Between 1805 and 1833, the state of Georgia conducted eight land lotteries (one each in 1805, 1807, 1820, 1821, 1827, and 1833 and two in 1832) in which public lands in the interior of the state were dispersed to small yeoman farmers (i.e., farmers who cultivate their own land) based on a system of eligibility and chance. During the twenty-eight years in which the lottery operated, Georgia sold approximately three-quarters of the state to about 100,000 families and individuals for minuscule amounts of money.
As a colony, Georgia was controlled by an elite group of aristocratic planters. Rice and indigo thrived in the coastal region around Augusta and Savannah, allowing a few men to gain land, enslave people, and accumulate wealth while leaving the majority of the white population poor and politically weak. The turmoil of the Revolutionary War (1775-83) and the British occupation of Savannah and Augusta drastically affected the plantation economy, decreasing the political and economic power of the colonial elite and increasing the influence of the small yeoman planter. The Georgia Constitution of 1777, which reflected the idea of the common man controlling the government, embraced this power shift.
An increase in the demand for land by common farmers spurred westward migration. After the Revolution, Georgia claimed territory as far west as the Mississippi River. This enormous region allowed the state government to pay those who had fought against the British with land grants. Heads of households in Georgia could receive 200 acres of land or more if the household included family members or enslaved people. Yet by the 1780s speculators and legislators were authorizing more land for homesteading than was available. The speculative fever came to an end in 1795, when the legislature passed the Yazoo Act, which sold almost 60 percent of the land in present-day Alabama and Mississippi to four companies for $500,000. The four companies and their allies engaged in bribery to gain the contract, and because of this corruption, Georgia ended the unregulated system of land speculation in favor of a lottery system to dispose of public lands.

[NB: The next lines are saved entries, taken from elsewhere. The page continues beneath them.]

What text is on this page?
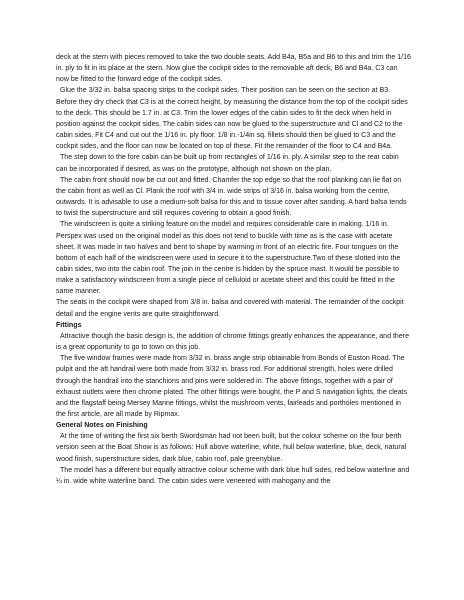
deck at the stern with pieces removed to take the two double seats. Add B4a, B5a and B6 to this and trim the 1/16 in. ply to fit in its place at the stern. Now glue the cockpit sides to the removable aft deck, B6 and B4a. C3 can now be fitted to the forward edge of the cockpit sides.

Glue the 3/32 in. balsa spacing strips to the cockpit sides. Their position can be seen on the section at B3. Before they dry check that C3 is at the correct height, by measuring the distance from the top of the cockpit sides to the deck. This should be 1.7 in. at C3. Trim the lower edges of the cabin sides to fit the deck when held in position against the cockpit sides. The cabin sides can now be glued to the superstructure and Cl and C2 to the cabin sides. Fit C4 and cut out the 1/16 in. ply floor. 1/8 in.-1/4in sq. fillets should then be glued to C3 and the cockpit sides, and the floor can now be located on top of these. Fit the remainder of the floor to C4 and B4a.

The step down to the fore cabin can be built up from rectangles of 1/16 in. ply. A similar step to the rear cabin can be incorporated if desired, as was on the prototype, although not shown on the plan.

The cabin front should now be cut out and fitted. Chamfer the top edge so that the roof planking can lie flat on the cabin front as well as Cl. Plank the roof with 3/4 in. wide strips of 3/16 in. balsa working from the centre, outwards. It is advisable to use a medium-soft balsa for this and to tissue cover after sanding. A hard balsa tends to twist the superstructure and still requires covering to obtain a good finish.

The windscreen is quite a striking feature on the model and requires considerable care in making. 1/16 in. Perspex was used on the original model as this does not tend to buckle with time as is the case with acetate sheet. It was made in two halves and bent to shape by warming in front of an electric fire. Four tongues on the bottom of each half of the windscreen were used to secure it to the superstructure.Two of these slotted into the cabin sides, two into the cabin roof. The join in the centre is hidden by the spruce mast. It would be possible to make a satisfactory windscreen from a single piece of celluloid or acetate sheet and this could be fitted in the same manner.

The seats in the cockpit were shaped from 3/8 in. balsa and covered with material. The remainder of the cockpit detail and the engine vents are quite straightforward.

Fittings

Attractive though the basic design is, the addition of chrome fittings greatly enhances the appearance, and there is a great opportunity to go to town on this job.

The five window frames were made from 3/32 in. brass angle strip obtainable from Bonds of Euston Road. The pulpit and the aft handrail were both made from 3/32 in. brass rod. For additional strength, holes were drilled through the handrail into the stanchions and pins were soldered in. The above fittings, together with a pair of exhaust outlets were then chrome plated. The other fittings were bought, the P and S navigation lights, the cleats and the flagstaff being Mersey Marine fittings, whilst the mushroom vents, fairleads and portholes mentioned in the first article, are all made by Ripmax.

General Notes on Finishing

At the time of writing the first six berth Swordsman had not been built, but the colour scheme on the four berth version seen at the Boat Show is as follows: Hull above waterline, white, hull below waterline, blue, deck, natural wood finish, superstructure sides, dark blue, cabin roof, pale greenyblue.

The model has a different but equally attractive colour scheme with dark blue hull sides, red below waterline and ¼ in. wide white waterline band. The cabin sides were veneered with mahogany and the
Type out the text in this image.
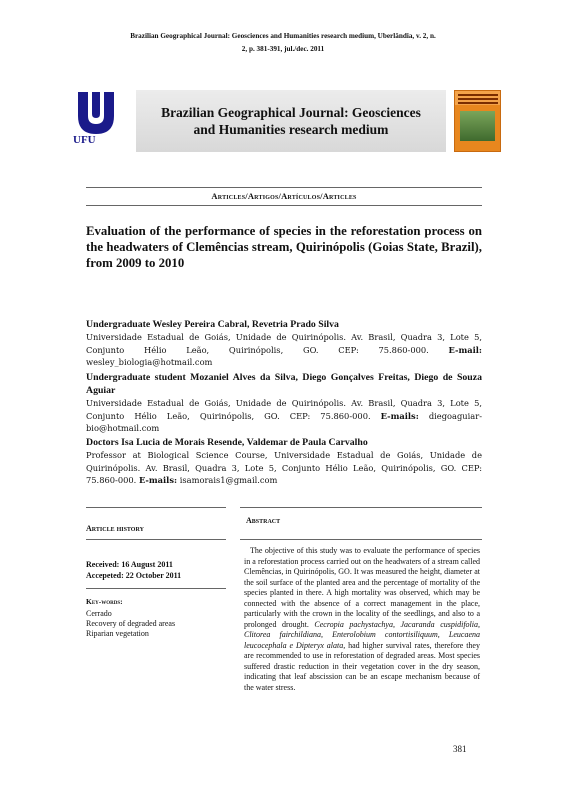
Brazilian Geographical Journal: Geosciences and Humanities research medium, Uberlândia, v. 2, n.
2, p. 381-391, jul./dec. 2011
UFU
Brazilian Geographical Journal: Geosciences and Humanities research medium
Articles/Artigos/Artículos/Articles
Evaluation of the performance of species in the reforestation process on the headwaters of Clemências stream, Quirinópolis (Goias State, Brazil), from 2009 to 2010
Undergraduate Wesley Pereira Cabral, Revetria Prado Silva
Universidade Estadual de Goiás, Unidade de Quirinópolis. Av. Brasil, Quadra 3, Lote 5, Conjunto Hélio Leão, Quirinópolis, GO. CEP: 75.860-000. E-mail: wesley_biologia@hotmail.com
Undergraduate student Mozaniel Alves da Silva, Diego Gonçalves Freitas, Diego de Souza Aguiar
Universidade Estadual de Goiás, Unidade de Quirinópolis. Av. Brasil, Quadra 3, Lote 5, Conjunto Hélio Leão, Quirinópolis, GO. CEP: 75.860-000. E-mails: diegoaguiar-bio@hotmail.com
Doctors Isa Lucia de Morais Resende, Valdemar de Paula Carvalho
Professor at Biological Science Course, Universidade Estadual de Goiás, Unidade de Quirinópolis. Av. Brasil, Quadra 3, Lote 5, Conjunto Hélio Leão, Quirinópolis, GO. CEP: 75.860-000. E-mails: isamorais1@gmail.com
Article history
Received: 16 August 2011
Accepeted: 22 October 2011
Key-words:
Cerrado
Recovery of degraded areas
Riparian vegetation
Abstract
The objective of this study was to evaluate the performance of species in a reforestation process carried out on the headwaters of a stream called Clemências, in Quirinópolis, GO. It was measured the height, diameter at the soil surface of the planted area and the percentage of mortality of the species planted in there. A high mortality was observed, which may be connected with the absence of a correct management in the place, particularly with the crown in the locality of the seedlings, and also to a prolonged drought. Cecropia pachystachya, Jacaranda cuspidifolia, Clitorea fairchildiana, Enterolobium contortisiliquum, Leucaena leucocephala e Dipteryx alata, had higher survival rates, therefore they are recommended to use in reforestation of degraded areas. Most species suffered drastic reduction in their vegetation cover in the dry season, indicating that leaf abscission can be an escape mechanism because of the water stress.
381
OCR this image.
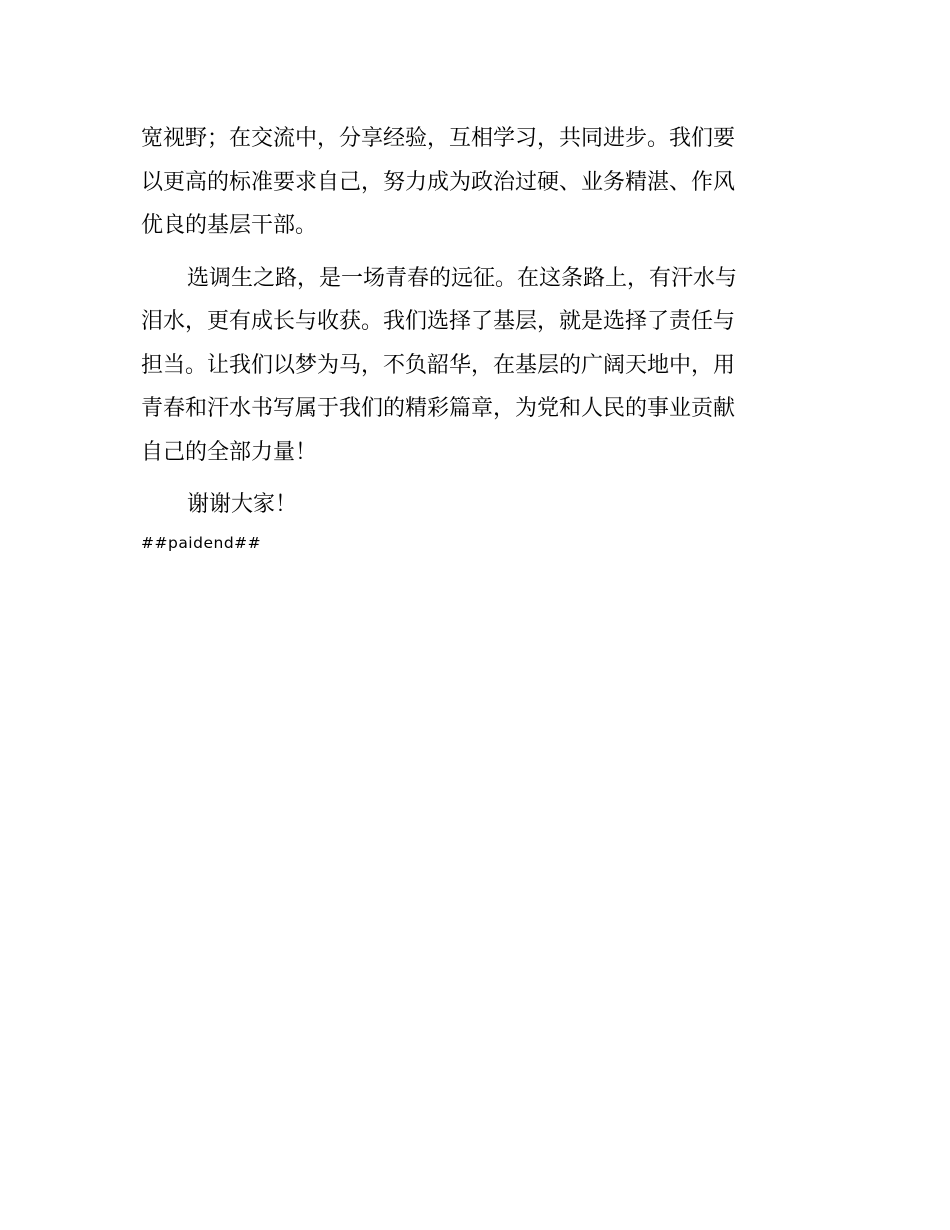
宽视野；在交流中，分享经验，互相学习，共同进步。我们要
以更高的标准要求自己，努力成为政治过硬、业务精湛、作风
优良的基层干部。

选调生之路，是一场青春的远征。在这条路上，有汗水与
泪水，更有成长与收获。我们选择了基层，就是选择了责任与
担当。让我们以梦为马，不负韶华，在基层的广阔天地中，用
青春和汗水书写属于我们的精彩篇章，为党和人民的事业贡献
自己的全部力量！

谢谢大家！

##paidend##
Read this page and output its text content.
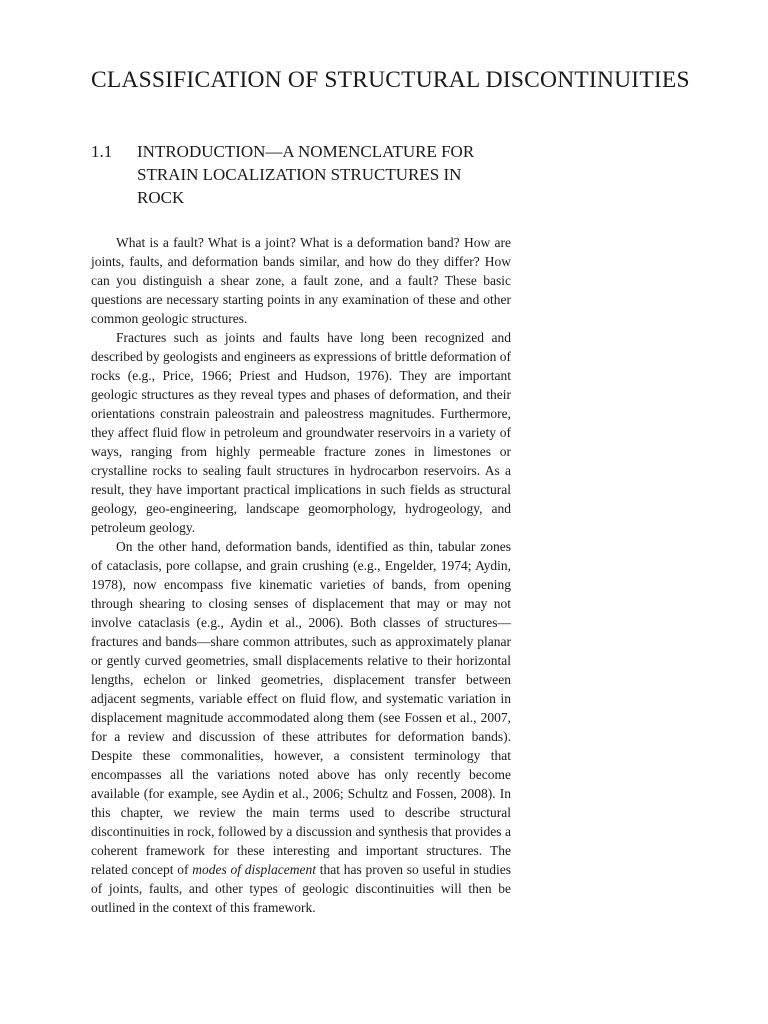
CLASSIFICATION OF STRUCTURAL DISCONTINUITIES
1.1	INTRODUCTION—A NOMENCLATURE FOR STRAIN LOCALIZATION STRUCTURES IN ROCK

What is a fault? What is a joint? What is a deformation band? How are joints, faults, and deformation bands similar, and how do they differ? How can you distinguish a shear zone, a fault zone, and a fault? These basic questions are necessary starting points in any examination of these and other common geologic structures.

Fractures such as joints and faults have long been recognized and described by geologists and engineers as expressions of brittle deformation of rocks (e.g., Price, 1966; Priest and Hudson, 1976). They are important geologic structures as they reveal types and phases of deformation, and their orientations constrain paleostrain and paleostress magnitudes. Furthermore, they affect fluid flow in petroleum and groundwater reservoirs in a variety of ways, ranging from highly permeable fracture zones in limestones or crystalline rocks to sealing fault structures in hydrocarbon reservoirs. As a result, they have important practical implications in such fields as structural geology, geo-engineering, landscape geomorphology, hydrogeology, and petroleum geology.

On the other hand, deformation bands, identified as thin, tabular zones of cataclasis, pore collapse, and grain crushing (e.g., Engelder, 1974; Aydin, 1978), now encompass five kinematic varieties of bands, from opening through shearing to closing senses of displacement that may or may not involve cataclasis (e.g., Aydin et al., 2006). Both classes of structures—fractures and bands—share common attributes, such as approximately planar or gently curved geometries, small displacements relative to their horizontal lengths, echelon or linked geometries, displacement transfer between adjacent segments, variable effect on fluid flow, and systematic variation in displacement magnitude accommodated along them (see Fossen et al., 2007, for a review and discussion of these attributes for deformation bands). Despite these commonalities, however, a consistent terminology that encompasses all the variations noted above has only recently become available (for example, see Aydin et al., 2006; Schultz and Fossen, 2008). In this chapter, we review the main terms used to describe structural discontinuities in rock, followed by a discussion and synthesis that provides a coherent framework for these interesting and important structures. The related concept of modes of displacement that has proven so useful in studies of joints, faults, and other types of geologic discontinuities will then be outlined in the context of this framework.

The first land lottery, held in 1805, was authorized by the legislature on May 11, 1803, and involved 490-acre plots in Wayne County and 202.5-acre plots in Baldwin and Wilkinson counties. For a fee of four cents an acre, common Georgians could amass a sizeable land holding. In each lottery eligible participants (families consisting of a husband, wife, and at least one child; every widow with children; and every white male who had lived in Georgia for at least one year) applied to the state, which entered their names on sheets of paper deposited in one drum while the lot numbers of the eligible properties were placed in another drum. The number of times a participant’s name was entered into the first drum was dictated by age, marital status, war service, successful participation in previous lotteries, and years of Georgia residence.
The other seven land lotteries operated on the same principles as the first. For an average price of seven cents an acre, Georgians gradually moved westward onto land previously owned by Native Americans. The acquisition of this land intensified after Georgia and the U.S. government signed the Compact of 1802. In that compact Georgia agreed to relinquish claims to Alabama and Mississippi; in exchange, the federal government paid the state $1.25 million, which was used to settle disputed Yazoo land claims, and promised to remove the remaining Creek Indians from Georgia’s borders. Andrew Jackson’s victory over the Creeks during the War of 1812 (1812-15) helped effectively to eliminate the Creeks from the state. The 1805, 1807, 1820, 1821, and 1827 lotteries involved Creek lands; the 1820 lottery involved Creek and Cherokee lands; and the two 1832 lotteries and one in 1833 involved Cherokee lands. Beginning in 1832, Cherokee territory in present-day Bartow, Cherokee, Cobb, Floyd, Forsyth, Gilmer, Lumpkin, Murray, Paulding, and Union counties entered into the lottery system and was dispersed to thousands of Georgia families. A separate lottery was held in 1832 to distribute forty-acre “gold districts” for $10 each in the same Cherokee area.
The land acquired on the frontier by the lotteries was originally used for tobacco cultivation, but with the introduction of cotton and the innovation of the cotton gin, agriculture shifted to large-scale cotton production. The need for labor to toil on these plantations across the state called for more and more enslaved laborers; by 1820, enslaved African Americns made up 44 percent of Georgia’s population. Therefore, the land lottery not only increased the landholdings of common Georgians but also increased their ability to become slaveholders and enter the planter class.
The final land lottery was conducted in 1833 to dispense with the remaining territory from the 1832 lotteries. But the system had dramatically changed Georgia so that aristocrats no longer held political and economic domination over the state as they had before the Revolution. On average, Georgia planters held less land than their contemporaries in other southern states, reflecting the power shift from large landholding aristocrats to yeoman farmers.